What are we to make of all this? Suppose (as I am sure our author will grant), that the chief factual premise of the argument is correct. If the United States had declined to prosecute the cold war, the bandwagon effect would have led to Soviet dominance of the international system. Certainly, this is not an appealing prospect; but even in such circumstances, America’s geographic position and nuclear arsenal rendered us invulnerable to Soviet assault. Nor is it likely that our foreign trade could be cut off: for the Soviets to attempt this would deprive them of resources vital to their own economy.
And this raises a more telling point. Even those who think Soviet hegemony in the international system sufficiently bad to justify war need to ask themselves a key question. Given the weakness of socialism as a method of economic organization, were the Soviets in any position to maintain world hegemony? Does not Mises’s socialist calculation argument suffice to show that no scheme of Soviet world dominance could work?
But, you may say, suppose the Soviets shifted to capitalism. Could they not threaten us with a hegemonic non_socialist system? In such a case, though, the ideological imperative that Mr. Lind uses to ground his case that the Soviets sought world dominance collapses. Absent Marxist-Leninist fanaticism, is not Russia simply an ordinary state?
Mr. Lind nowhere addresses Mises’s argument directly, but one passage indicates his likely response. He suggests that plunder from conquered countries would enable the Soviets to keep their empire indefinitely intact. “In fact, conquest can be profitable, if the costs of repressing the conquered are outweighed by the additions to the resource base of the conqueror” (p. 53). But how long could this expedient last? Eventually, a socialist system must collapse into chaos.
Mr. Lind’s attempt to show that the United States faced disaster unless it engaged in “proxy wars” thus fails. And in any case we have so far conceded to him too much. If a nation makes commitments it does not keep, it will lose credibility. With this precious asset in tatters, other nations will bandwagon to the opposition. So runs his argument, but is there not a glaring problem in its logic?
The bad consequences that the argument foresees arise only if we make commitments in the first place. If we do not, we display no weakness and forfeit no credibility. Could not an America without foreign entanglements credibly threaten prospective invaders with retaliation?
Mr. Lind might reply with an endeavor to separate the credibility and bandwagon strands of his case. Even if the United States made no foreign commitments, and thus lost no credibility, would not countries be apt to join ranks with an aggressive Soviet Union?
But why would they? The whole “bandwagon effect” is a mere theory devised by Mr. Lind’s maximal realists. The examples given in its support (e.g., British foreign policy in the 1930s) gain their force through invoking lost credibility. Without this, the argument rests on nothing.

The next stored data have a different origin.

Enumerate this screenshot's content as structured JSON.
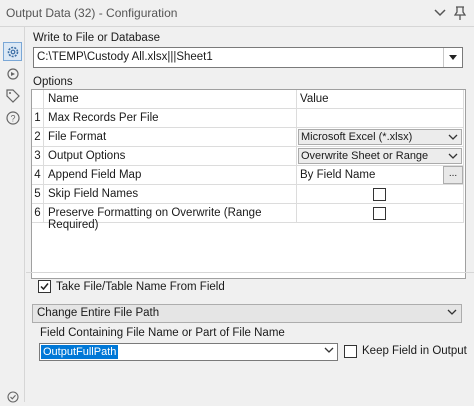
{
  "window": {
    "title": "Output Data (32) - Configuration"
  },
  "config": {
    "write_label": "Write to File or Database",
    "path_value": "C:\\TEMP\\Custody All.xlsx|||Sheet1",
    "options_label": "Options",
    "grid": {
      "col_name": "Name",
      "col_value": "Value",
      "rows": [
        {
          "num": "1",
          "name": "Max Records Per File",
          "value": ""
        },
        {
          "num": "2",
          "name": "File Format",
          "value": "Microsoft Excel (*.xlsx)"
        },
        {
          "num": "3",
          "name": "Output Options",
          "value": "Overwrite Sheet or Range"
        },
        {
          "num": "4",
          "name": "Append Field Map",
          "value": "By Field Name",
          "button": "..."
        },
        {
          "num": "5",
          "name": "Skip Field Names",
          "checked": false
        },
        {
          "num": "6",
          "name": "Preserve Formatting on Overwrite (Range Required)",
          "checked": false
        }
      ]
    },
    "take_name_label": "Take File/Table Name From Field",
    "take_name_checked": true,
    "change_mode_value": "Change Entire File Path",
    "field_label": "Field Containing File Name or Part of File Name",
    "field_value": "OutputFullPath",
    "keep_field_label": "Keep Field in Output",
    "keep_field_checked": false
  },
  "colors": {
    "accent": "#0078d7",
    "panel_bg": "#f0f0f0"
  }
}
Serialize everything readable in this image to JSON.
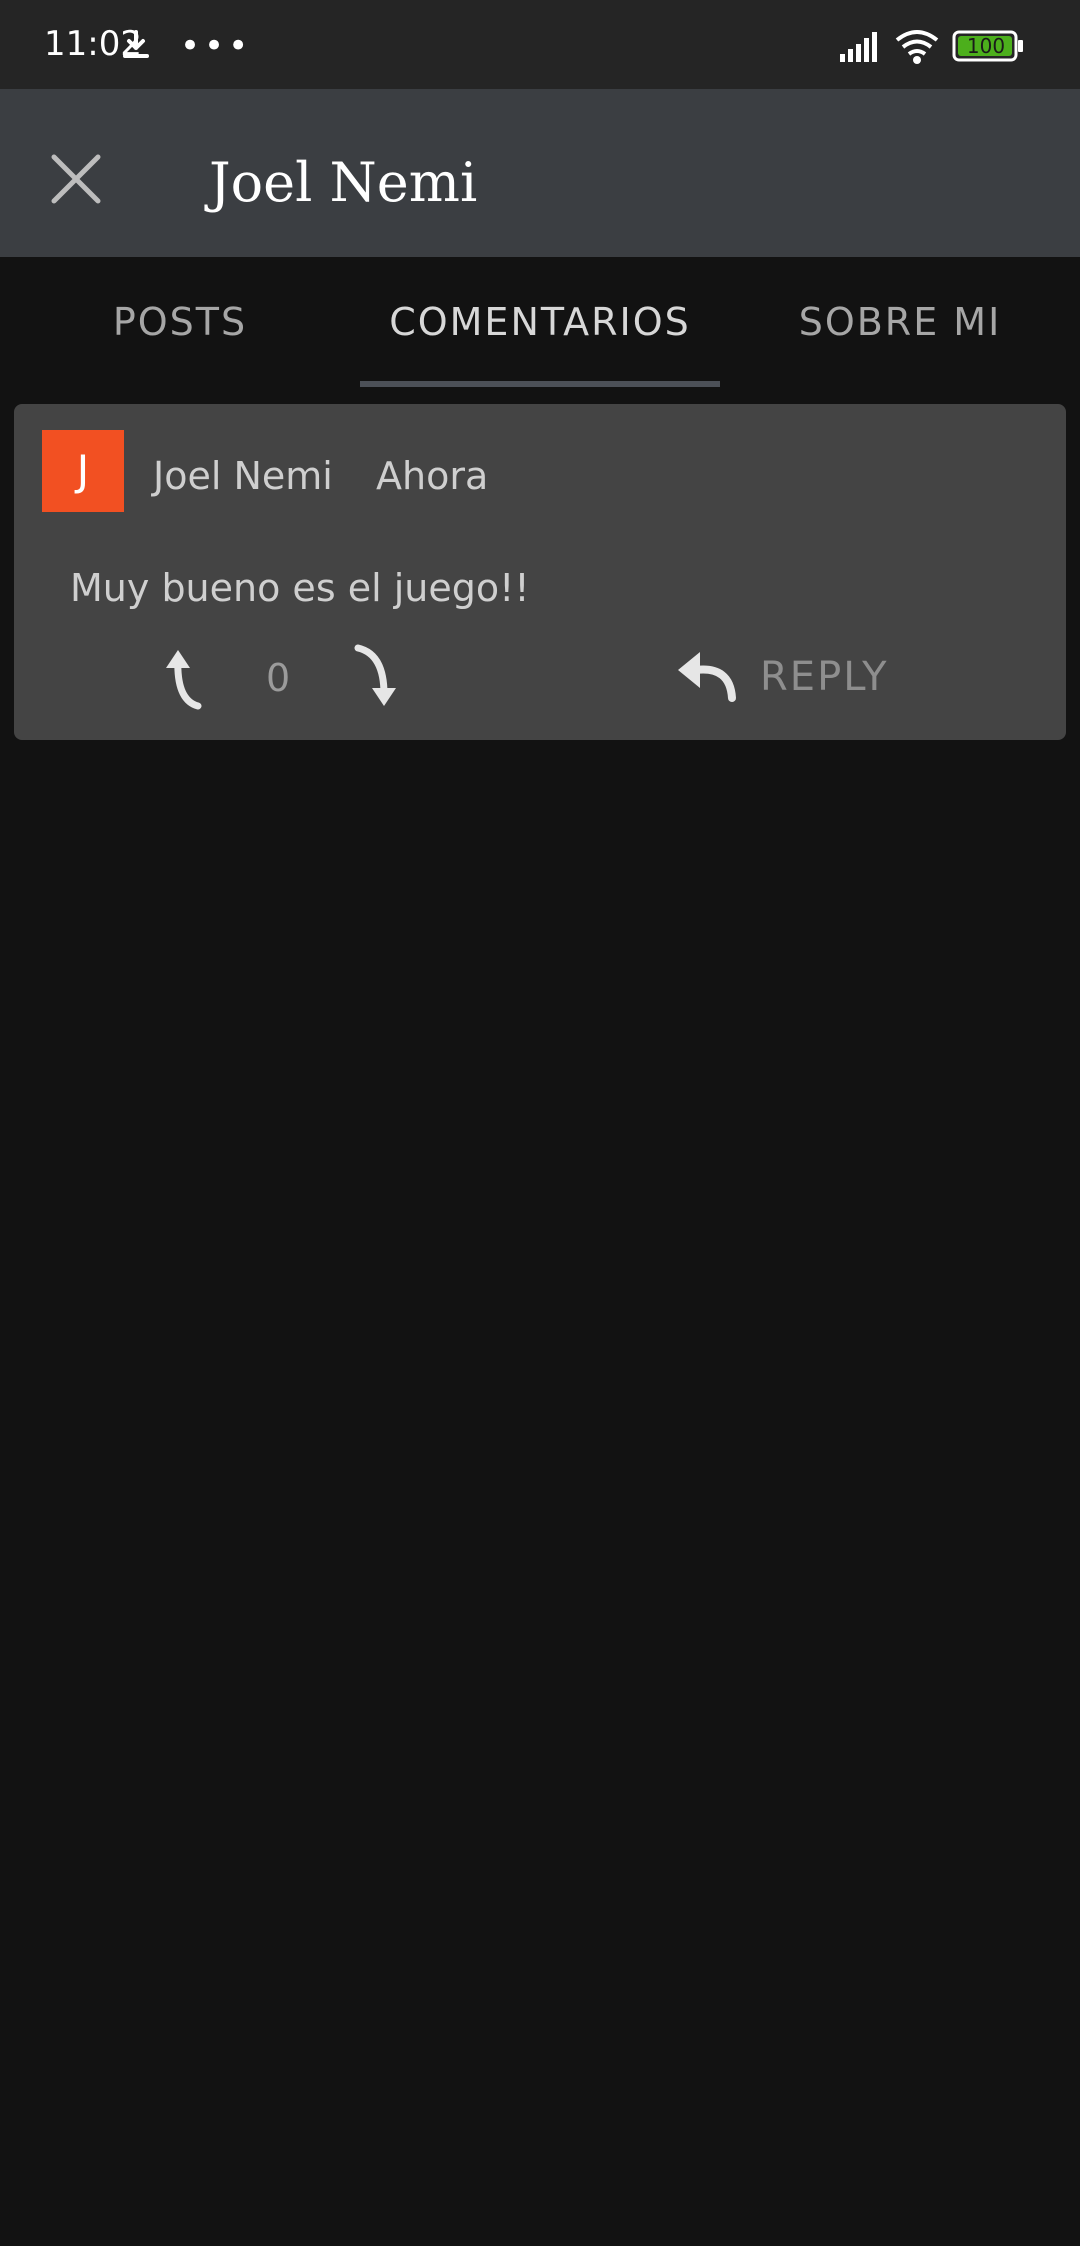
{
  "status_bar": {
    "time": "11:02",
    "more": "•••",
    "battery": "100",
    "download_icon": "download-icon",
    "signal_icon": "signal-icon",
    "wifi_icon": "wifi-icon"
  },
  "app_bar": {
    "close_icon": "close-icon",
    "title": "Joel Nemi"
  },
  "tabs": [
    {
      "label": "POSTS",
      "active": false
    },
    {
      "label": "COMENTARIOS",
      "active": true
    },
    {
      "label": "SOBRE MI",
      "active": false
    }
  ],
  "comment": {
    "avatar_letter": "J",
    "avatar_color": "#f25022",
    "author": "Joel Nemi",
    "time": "Ahora",
    "text": "Muy bueno es el juego!!",
    "votes": "0",
    "reply_label": "REPLY"
  },
  "colors": {
    "status_bar_bg": "#252525",
    "app_bar_bg": "#3b3e42",
    "page_bg": "#121212",
    "card_bg": "#444444",
    "battery_green": "#4caf1c"
  }
}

We may I think go further. Imagine that you were the foreign minister of a medium_sized country right after US withdrawal under Richard Nixon from Vietnam. Given the loss of life in Vietnam, and the attendant physical destruction of the country, in which of these two ways would you reason? “I don’t want my country to be destroyed! I had better distance myself as far as possible from the United States”; or, “Wonderful! Considering the years of struggle the US exerted in Vietnam, I know that a commitment from it cannot be broken. Of course, the US did withdraw, and South Vietnam fell to Communism. But as Michael Lind has explained in his great book, this is the best that could be done, given the constraints of American domestic politics. I shall break down the door to ally with the US!” The choice is yours.